Job Templates
Section Contents
Job Templates#
Job templates allow you to run multiple job instances with different runtime parameter values from a single template definition. The SDK allows interaction with job templates including template creation, starting a job from a template, spawning multiple job instances from a template, and template deletion.
Creating a Job Template#
To create a new job template and add it to Control Hub, use the streamsets.sdk.sch_models.JobBuilder
class.
Use the streamsets.sdk.ControlHub.get_job_builder()
method to instantiate the builder object.

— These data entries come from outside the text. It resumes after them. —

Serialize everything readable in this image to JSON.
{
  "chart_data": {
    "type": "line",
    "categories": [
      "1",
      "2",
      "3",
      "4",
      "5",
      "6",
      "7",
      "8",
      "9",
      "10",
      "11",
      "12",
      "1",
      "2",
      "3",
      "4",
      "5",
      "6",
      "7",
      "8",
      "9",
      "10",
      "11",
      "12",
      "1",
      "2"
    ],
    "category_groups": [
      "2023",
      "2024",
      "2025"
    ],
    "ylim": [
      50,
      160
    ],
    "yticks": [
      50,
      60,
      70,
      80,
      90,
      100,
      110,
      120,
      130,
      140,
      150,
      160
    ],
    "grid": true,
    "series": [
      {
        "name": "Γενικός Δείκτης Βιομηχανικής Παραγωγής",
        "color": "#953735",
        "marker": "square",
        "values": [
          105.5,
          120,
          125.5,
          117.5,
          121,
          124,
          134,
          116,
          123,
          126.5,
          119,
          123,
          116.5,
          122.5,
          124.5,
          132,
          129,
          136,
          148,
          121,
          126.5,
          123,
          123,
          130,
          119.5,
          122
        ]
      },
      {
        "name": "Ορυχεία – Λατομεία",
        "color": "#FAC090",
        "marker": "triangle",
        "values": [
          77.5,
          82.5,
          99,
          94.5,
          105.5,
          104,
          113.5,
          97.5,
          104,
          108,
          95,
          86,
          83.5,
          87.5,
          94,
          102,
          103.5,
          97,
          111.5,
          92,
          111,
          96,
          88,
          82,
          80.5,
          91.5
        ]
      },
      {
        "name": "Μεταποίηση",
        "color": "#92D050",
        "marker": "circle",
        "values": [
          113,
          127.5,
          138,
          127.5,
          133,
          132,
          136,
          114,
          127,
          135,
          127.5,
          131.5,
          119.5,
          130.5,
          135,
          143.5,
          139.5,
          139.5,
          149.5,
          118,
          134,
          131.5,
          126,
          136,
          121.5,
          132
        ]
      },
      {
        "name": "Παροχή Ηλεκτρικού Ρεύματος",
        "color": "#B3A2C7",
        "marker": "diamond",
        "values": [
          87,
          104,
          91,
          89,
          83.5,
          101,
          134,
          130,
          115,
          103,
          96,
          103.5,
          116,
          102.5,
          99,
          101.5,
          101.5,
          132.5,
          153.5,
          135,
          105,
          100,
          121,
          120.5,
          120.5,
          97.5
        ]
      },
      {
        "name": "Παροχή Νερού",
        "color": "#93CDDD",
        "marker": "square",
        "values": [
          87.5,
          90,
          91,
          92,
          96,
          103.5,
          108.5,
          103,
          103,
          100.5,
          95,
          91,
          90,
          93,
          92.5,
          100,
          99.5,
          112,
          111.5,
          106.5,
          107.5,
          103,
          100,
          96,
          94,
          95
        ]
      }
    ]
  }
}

Simply pass job_template=True
to the streamsets.sdk.sch_models.JobBuilder.build()
method, and then pass the
resulting job object to the streamsets.sdk.ControlHub.add_job()
method:
job_builder = sch.get_job_builder()
job_template = job_builder.build('Job Template using SDK',
pipeline=simple_pipeline,
job_template=True,
runtime_parameters={'x': 'y', 'a': 'b'})
sch.add_job(job_template)
Starting Job Instances using Job Template#
Starting a job from a job template is very similar to starting any other job - with a few additional
requirements. Due to the nature of a job template, it expects that various values will be supplied for the
runtime_parameters
at start time, and likewise expects an instance_name_suffix
to be provided at start time.
The runtime_parameters
is optional and will default to the job template’s default set of parameters if none are
supplied at start time.
The instance_name_suffix
is appended to the end of the job template name to uniquely identify each job instance
started from the template. Additional details on the suffix can be found in the Control Hub documentation,
and in the API reference for the streamsets.sdk.ControlHub.start_job_template()
method.
To start a job instance from a template, use the streamsets.sdk.ControlHub.start_job_template()

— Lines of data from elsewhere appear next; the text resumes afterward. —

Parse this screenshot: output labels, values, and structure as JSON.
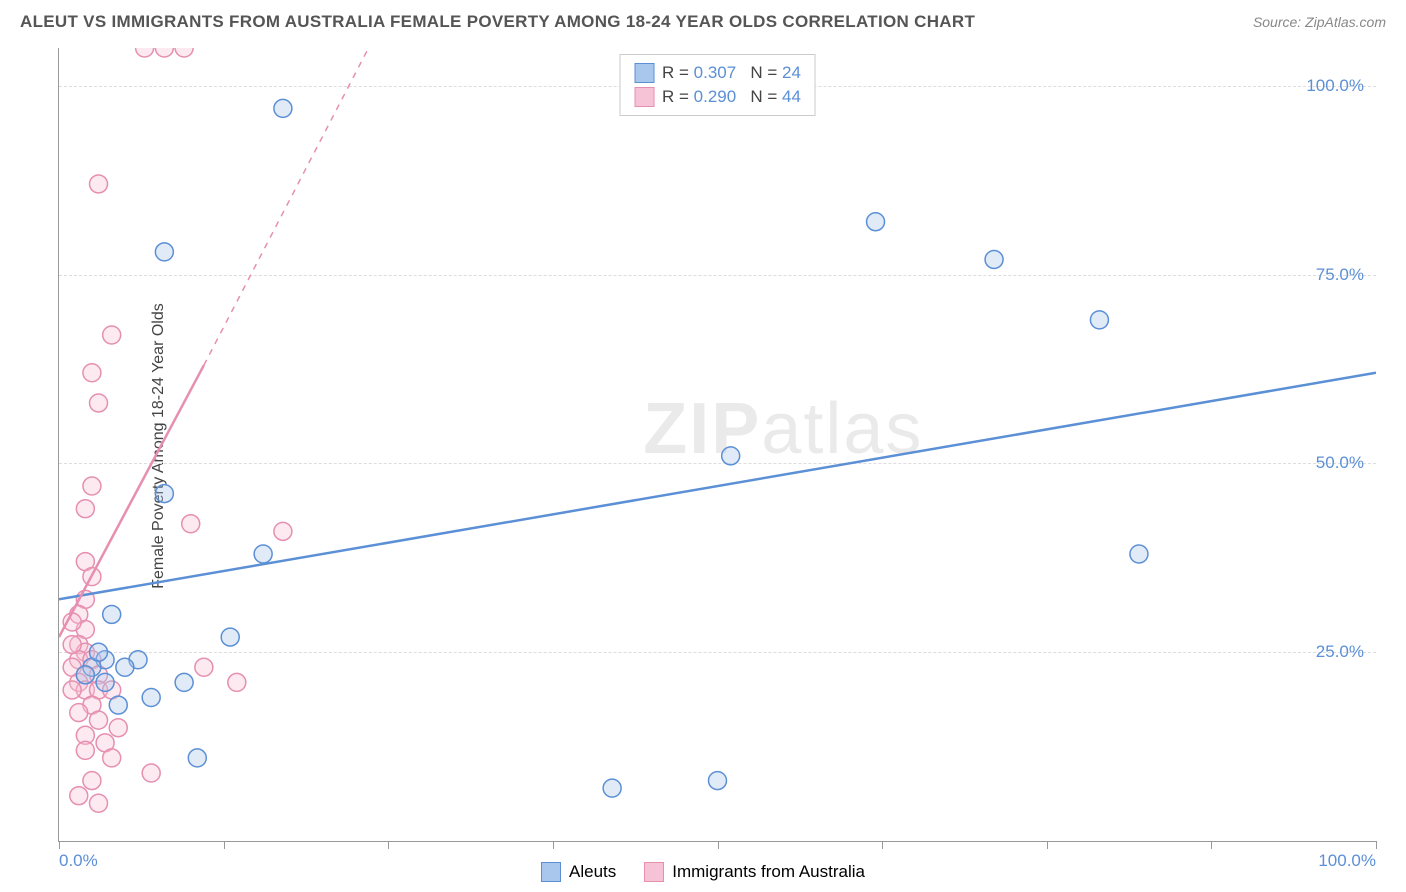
{
  "header": {
    "title": "ALEUT VS IMMIGRANTS FROM AUSTRALIA FEMALE POVERTY AMONG 18-24 YEAR OLDS CORRELATION CHART",
    "source": "Source: ZipAtlas.com"
  },
  "watermark": "ZIPatlas",
  "chart": {
    "type": "scatter",
    "ylabel": "Female Poverty Among 18-24 Year Olds",
    "xlim": [
      0,
      100
    ],
    "ylim": [
      0,
      105
    ],
    "ytick_labels": [
      "25.0%",
      "50.0%",
      "75.0%",
      "100.0%"
    ],
    "ytick_values": [
      25,
      50,
      75,
      100
    ],
    "xtick_labels": [
      "0.0%",
      "100.0%"
    ],
    "xtick_values": [
      0,
      100
    ],
    "xtick_marks": [
      0,
      12.5,
      25,
      37.5,
      50,
      62.5,
      75,
      87.5,
      100
    ],
    "ytick_color": "#5b8fd6",
    "xtick_color": "#5b8fd6",
    "grid_color": "#dddddd",
    "axis_color": "#999999",
    "background_color": "#ffffff",
    "marker_radius": 9,
    "marker_stroke_width": 1.5,
    "marker_fill_opacity": 0.35,
    "line_width": 2.5,
    "dash_width": 1.5,
    "series": [
      {
        "name": "Aleuts",
        "color_stroke": "#5b8fd6",
        "color_fill": "#a9c6ec",
        "R": "0.307",
        "N": "24",
        "trend_solid": {
          "x1": 0,
          "y1": 32,
          "x2": 100,
          "y2": 62
        },
        "points": [
          {
            "x": 17,
            "y": 97
          },
          {
            "x": 8,
            "y": 78
          },
          {
            "x": 62,
            "y": 82
          },
          {
            "x": 71,
            "y": 77
          },
          {
            "x": 79,
            "y": 69
          },
          {
            "x": 51,
            "y": 51
          },
          {
            "x": 8,
            "y": 46
          },
          {
            "x": 15.5,
            "y": 38
          },
          {
            "x": 82,
            "y": 38
          },
          {
            "x": 4,
            "y": 30
          },
          {
            "x": 13,
            "y": 27
          },
          {
            "x": 6,
            "y": 24
          },
          {
            "x": 3.5,
            "y": 24
          },
          {
            "x": 2.5,
            "y": 23
          },
          {
            "x": 3.5,
            "y": 21
          },
          {
            "x": 7,
            "y": 19
          },
          {
            "x": 9.5,
            "y": 21
          },
          {
            "x": 4.5,
            "y": 18
          },
          {
            "x": 10.5,
            "y": 11
          },
          {
            "x": 42,
            "y": 7
          },
          {
            "x": 50,
            "y": 8
          },
          {
            "x": 5,
            "y": 23
          },
          {
            "x": 3,
            "y": 25
          },
          {
            "x": 2,
            "y": 22
          }
        ]
      },
      {
        "name": "Immigrants from Australia",
        "color_stroke": "#e68fb0",
        "color_fill": "#f5c3d5",
        "R": "0.290",
        "N": "44",
        "trend_solid": {
          "x1": 0,
          "y1": 27,
          "x2": 11,
          "y2": 63
        },
        "trend_dashed": {
          "x1": 11,
          "y1": 63,
          "x2": 23.5,
          "y2": 105
        },
        "points": [
          {
            "x": 6.5,
            "y": 105
          },
          {
            "x": 8,
            "y": 105
          },
          {
            "x": 9.5,
            "y": 105
          },
          {
            "x": 3,
            "y": 87
          },
          {
            "x": 4,
            "y": 67
          },
          {
            "x": 2.5,
            "y": 62
          },
          {
            "x": 3,
            "y": 58
          },
          {
            "x": 2.5,
            "y": 47
          },
          {
            "x": 2,
            "y": 44
          },
          {
            "x": 10,
            "y": 42
          },
          {
            "x": 17,
            "y": 41
          },
          {
            "x": 2,
            "y": 37
          },
          {
            "x": 2.5,
            "y": 35
          },
          {
            "x": 2,
            "y": 32
          },
          {
            "x": 1.5,
            "y": 30
          },
          {
            "x": 2,
            "y": 28
          },
          {
            "x": 1.5,
            "y": 26
          },
          {
            "x": 2,
            "y": 25
          },
          {
            "x": 1.5,
            "y": 24
          },
          {
            "x": 2.5,
            "y": 24
          },
          {
            "x": 1,
            "y": 23
          },
          {
            "x": 2,
            "y": 22
          },
          {
            "x": 3,
            "y": 22
          },
          {
            "x": 1.5,
            "y": 21
          },
          {
            "x": 2,
            "y": 20
          },
          {
            "x": 3,
            "y": 20
          },
          {
            "x": 4,
            "y": 20
          },
          {
            "x": 11,
            "y": 23
          },
          {
            "x": 13.5,
            "y": 21
          },
          {
            "x": 2.5,
            "y": 18
          },
          {
            "x": 1.5,
            "y": 17
          },
          {
            "x": 3,
            "y": 16
          },
          {
            "x": 4.5,
            "y": 15
          },
          {
            "x": 2,
            "y": 14
          },
          {
            "x": 3.5,
            "y": 13
          },
          {
            "x": 2,
            "y": 12
          },
          {
            "x": 4,
            "y": 11
          },
          {
            "x": 7,
            "y": 9
          },
          {
            "x": 2.5,
            "y": 8
          },
          {
            "x": 1.5,
            "y": 6
          },
          {
            "x": 3,
            "y": 5
          },
          {
            "x": 1,
            "y": 20
          },
          {
            "x": 1,
            "y": 26
          },
          {
            "x": 1,
            "y": 29
          }
        ]
      }
    ],
    "legend_top": {
      "R_label": "R = ",
      "N_label": "N = "
    },
    "legend_bottom": {
      "labels": [
        "Aleuts",
        "Immigrants from Australia"
      ]
    }
  }
}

method and pass in the runtime_parameters
and instance_name_suffix
values:
# Get the job template to start the job from
job_template = sch.jobs.get(job_name='Job Template using SDK')
# Generate some runtime parameters to be used in the job
runtime_parameters = [{'x': '1', 'a': 'b'}, {'x': '2', 'a': 'b'}]

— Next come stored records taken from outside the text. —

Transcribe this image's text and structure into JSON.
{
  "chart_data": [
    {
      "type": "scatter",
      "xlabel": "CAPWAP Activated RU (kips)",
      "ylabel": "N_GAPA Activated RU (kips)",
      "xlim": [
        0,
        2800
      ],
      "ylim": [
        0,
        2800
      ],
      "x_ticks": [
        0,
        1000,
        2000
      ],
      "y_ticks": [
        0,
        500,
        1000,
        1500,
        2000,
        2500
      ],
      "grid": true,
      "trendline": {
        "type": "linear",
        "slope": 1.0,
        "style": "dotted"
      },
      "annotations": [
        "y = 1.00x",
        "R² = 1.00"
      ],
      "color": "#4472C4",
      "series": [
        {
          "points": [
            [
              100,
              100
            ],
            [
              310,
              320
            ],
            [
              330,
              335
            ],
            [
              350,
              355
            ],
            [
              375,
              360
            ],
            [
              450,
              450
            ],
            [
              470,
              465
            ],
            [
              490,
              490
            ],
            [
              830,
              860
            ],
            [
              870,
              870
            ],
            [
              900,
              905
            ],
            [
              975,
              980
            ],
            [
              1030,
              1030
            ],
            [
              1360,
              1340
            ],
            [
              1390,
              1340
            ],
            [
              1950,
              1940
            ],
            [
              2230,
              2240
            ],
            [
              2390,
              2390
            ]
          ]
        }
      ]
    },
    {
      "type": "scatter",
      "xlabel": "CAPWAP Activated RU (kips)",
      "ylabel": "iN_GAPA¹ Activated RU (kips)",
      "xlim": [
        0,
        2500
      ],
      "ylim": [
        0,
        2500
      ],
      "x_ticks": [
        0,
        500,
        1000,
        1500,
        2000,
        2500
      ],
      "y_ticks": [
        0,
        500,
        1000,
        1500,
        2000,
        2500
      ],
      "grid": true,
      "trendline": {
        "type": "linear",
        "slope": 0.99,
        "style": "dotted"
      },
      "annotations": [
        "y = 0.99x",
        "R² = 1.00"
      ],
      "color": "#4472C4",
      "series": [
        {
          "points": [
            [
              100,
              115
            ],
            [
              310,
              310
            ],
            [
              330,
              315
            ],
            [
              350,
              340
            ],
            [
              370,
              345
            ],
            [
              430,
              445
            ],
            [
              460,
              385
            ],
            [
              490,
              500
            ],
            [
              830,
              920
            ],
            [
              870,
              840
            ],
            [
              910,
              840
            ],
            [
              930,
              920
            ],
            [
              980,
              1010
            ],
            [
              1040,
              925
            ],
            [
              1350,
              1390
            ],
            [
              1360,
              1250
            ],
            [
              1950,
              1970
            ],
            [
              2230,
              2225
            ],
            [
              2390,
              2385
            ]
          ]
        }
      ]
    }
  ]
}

# Pass in the runtime parameters, specify the suffix type as 'PARAM_VALUE' and the corresponding parameter_name
# as 'x', i.e. the value 'x' will be appended to the end of this job's name upon startup
jobs = sch.start_job_template(simple_job_template,
instance_name_suffix='PARAM_VALUE',
parameter_name='x',
runtime_parameters=runtime_parameters)
Spawning multiple Job instances using same parameters#
The SDK also allows you to spawn multiple job instances from the same template, all using the same runtime parameters.
Simply include a value for number_of_instances
in the streamsets.sdk.ControlHub.start_job_template()
method
to specify the number of Job instances to be spawned using the specified runtime parameters:
job_template = sch.jobs.get(job_name='Job Template using SDK')
jobs = sch.start_job_template(simple_job_template, number_of_instances=3)
In this case, since runtime_parameters
is not specified, the default set of parameters specified when creating the
Job Template are used.
Deleting a Job Template#
Deleting a job template is identical to the steps required to delete a job from Control Hub. Simply retrieve the
streamsets.sdk.sch_models.Job
instance you wish to delete, and pass it to the streamsets.sdk.ControlHub.delete_job()
method:
sch.delete_job(job_template)